Poutine, le président sans doute à vie de la fédération de Russie, a beau prétendre qu’il n’a pas l’intention d’envahir l’Ukraine, peu nombreux sont ceux à le croire sur parole. Comme le disait un de mes voisins de palier qui préférait avoir sa langue dans sa soupe plutôt que dans sa poche : « Chat échaudé craint l’eau froide ». Vladimir, il l’a maintes fois prouvé, ment comme il respire. Il n’est pas le seul, vous me direz, mais cet ex-cagébétiste (KGB) a beaucoup de chemin à faire avant qu’on puisse lui faire confiance. Nous sommes en droit de lui demander ce que peut bien faire son armée dans les parages si ses intentions sont pacifiques. Est-elle là avec l’intention d’installer un camp de colonie de vacances pour l’été prochain ou simplement est-elle en villégiature dans les environs pour service bien rendu en Crimée ?

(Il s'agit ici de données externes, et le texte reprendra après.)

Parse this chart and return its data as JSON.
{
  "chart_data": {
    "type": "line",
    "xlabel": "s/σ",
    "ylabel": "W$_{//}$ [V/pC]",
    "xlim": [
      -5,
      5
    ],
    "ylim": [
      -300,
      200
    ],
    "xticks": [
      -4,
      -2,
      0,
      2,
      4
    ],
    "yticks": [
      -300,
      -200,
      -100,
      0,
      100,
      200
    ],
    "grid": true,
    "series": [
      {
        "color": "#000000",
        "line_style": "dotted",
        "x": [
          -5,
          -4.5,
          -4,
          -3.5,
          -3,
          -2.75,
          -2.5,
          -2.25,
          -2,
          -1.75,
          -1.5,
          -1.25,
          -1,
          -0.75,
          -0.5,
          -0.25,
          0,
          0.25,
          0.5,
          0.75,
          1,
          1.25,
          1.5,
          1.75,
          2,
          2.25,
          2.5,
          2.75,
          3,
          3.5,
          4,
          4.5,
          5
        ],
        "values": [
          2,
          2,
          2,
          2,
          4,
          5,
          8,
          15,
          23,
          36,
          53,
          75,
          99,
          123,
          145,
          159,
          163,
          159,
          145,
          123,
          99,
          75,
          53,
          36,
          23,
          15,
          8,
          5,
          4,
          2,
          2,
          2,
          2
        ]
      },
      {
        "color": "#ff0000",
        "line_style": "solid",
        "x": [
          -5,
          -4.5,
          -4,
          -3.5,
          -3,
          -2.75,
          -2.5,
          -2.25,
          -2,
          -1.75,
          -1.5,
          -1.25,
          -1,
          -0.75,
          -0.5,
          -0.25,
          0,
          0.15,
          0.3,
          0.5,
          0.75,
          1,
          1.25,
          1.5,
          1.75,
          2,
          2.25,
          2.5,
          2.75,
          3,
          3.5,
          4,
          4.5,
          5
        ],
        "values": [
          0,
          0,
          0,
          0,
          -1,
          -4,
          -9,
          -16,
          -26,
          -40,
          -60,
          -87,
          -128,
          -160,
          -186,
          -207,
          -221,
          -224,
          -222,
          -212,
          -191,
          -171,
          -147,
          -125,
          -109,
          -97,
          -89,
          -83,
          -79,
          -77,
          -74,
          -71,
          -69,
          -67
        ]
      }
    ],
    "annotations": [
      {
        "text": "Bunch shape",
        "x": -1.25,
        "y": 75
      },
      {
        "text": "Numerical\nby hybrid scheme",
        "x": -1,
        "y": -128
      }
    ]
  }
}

Quant à la participation canadienne, nommée « opération Unifier », mieux vaut en rire que d’en pleurer. C’est mieux que rien, j’en conviens, mais ce n’est pas la présence d’un petit contingent canadien d’environ 200 militaires non armés qui va faire la différence face aux 100 000 soldats russes. L’Ukraine aimerait surtout que le Canada lui fournisse de l’armement. J’imagine que Kiev a dû insister et supplier de ne pas leur envoyer nos sous-marins d’occasion.
Au fond, vraiment, peut-on en toute âme et conscience, complètement blâmer le chef d’État russe de faire preuve d’autant d’hostilité ? À bien y réfléchir, peut-être pas. Poutine, si l’on se fie à ses exigences, insiste fermement sur un fait majeur : que l’Otan cesse de faire des clins d’œil et de flirter avec l’idée d’admettre l’Ukraine en son sein. Position que l’on pourrait qualifier de légitime en soi car une intégration de l’Ukraine à l’Otan pourrait représenter une menace aux yeux des Russes. Tout n’est donc pas noir ou blanc. Il existe des zones grises et c’est, j’ose l’espérer, au milieu de cette grisaille à couper au couteau, qu’un compromis peut être atteint.
À l’heure où j’écris ces quelques lignes, de nouveaux pourparlers ont été engagés entre la Russie et les États-Unis. Qui sait ce que sera demain ? Une solution pacifique à un possible conflit armé, dont on ne connaît pas les répercussions, s’impose, sinon je ne paie pas cher de nos lendemains. La raison, il va de soi, au bout d’intenses négociations par voie diplomatique, devrait, ou plutôt, doit, l’emporter. La raison, comme le cœur, a ses raisons que la raison ne connaît point aurait pu dire, à quelques mots près, Blaise Pascal. Je pense qu’il a raison.